By Nick Alford, Head of Corporate Health and Safety, Macro

A few weeks ago I wrote about the motivating factors behind my English Channel swim, and since then I have had the privilege of telling my tale to many interested people. 

These people have fallen into two distinct groups. 

The “well, you’ve done that now, better get on with your life…” people; and the “What’s next then…?” people. 

Co-incidentally many of the people in the first group were the same nay-saying “too far, too deep, too cold…” people that I spoke to before the swim. 

Should I stop here and nestle down with contentment at the achievement, or should I look to see what’s next and continue to challenge myself, test the boundaries and once again flirt with the chance of failure? 

Macro has had a great deal of success in the last two years, particularly recently. Do we sit back and enjoy our success and maintain the steady state for the next two years? Should we sit back, light the fire, pour a nice cup of Horlicks and play safe, afraid of trying and failing, but content in the knowledge that we’ll be okay for the next couple of years. Some will think so. 

But as Woody Allen said “If you're not failing every now and again, it's a sign you're not doing anything very innovative”. 

We must look to challenge ourselves, take risks, maintain momentum and grow as we move towards our 2020 vision and provide our clients with the innovation and enthusiasm that an agile 21st Century company should provide and confidently tackle the chance of failure. 

But what if we fail? 

In 1910, Theodore Roosevelt delivered this now famous address in Paris. 

“It is not the critic who counts; nor the one who points out how the strong person stumbled, or where the doer of a deed could have done better. 

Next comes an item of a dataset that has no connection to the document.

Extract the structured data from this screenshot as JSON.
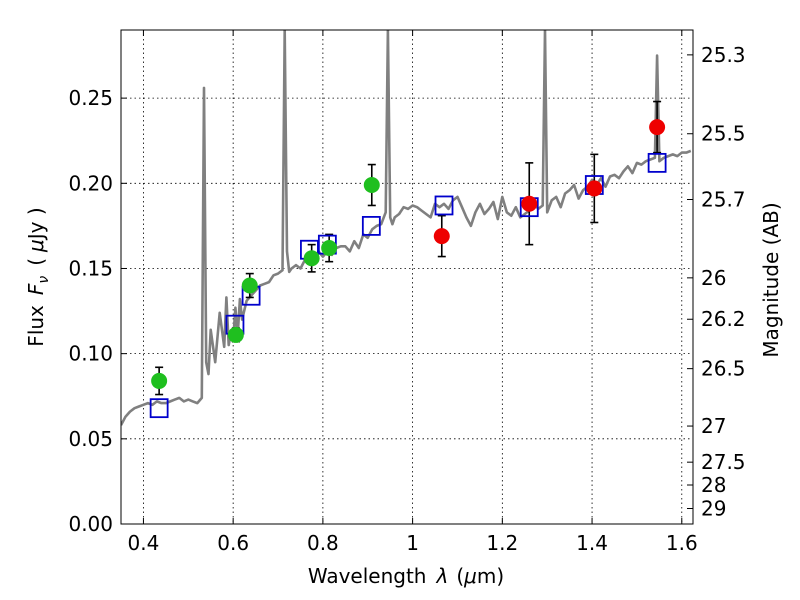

“The credit belongs to the person who is actually in the arena; whose face is marred by dust and sweat and blood, who strives valiantly; who errs and comes short again and again, because there is no effort without error and shortcoming; who does actually strive to do deeds; who knows the great enthusiasms, the great devotion, spends oneself in a worthy cause; who at the best knows in the end the triumph of high achievement; and who at worst, if he or she fails, at least fails while daring greatly. 

“Far better it is to dare mighty things, to win glorious triumphs even though chequered by failure, than to rank with those timid spirits who neither enjoy nor suffer much because they live in the grey twilight that knows neither victory nor defeat.” 

As for me, will we see a Macro flag on top of Everest or the Macro crest emblazoned down the side of an ocean rowing boat? Maybe.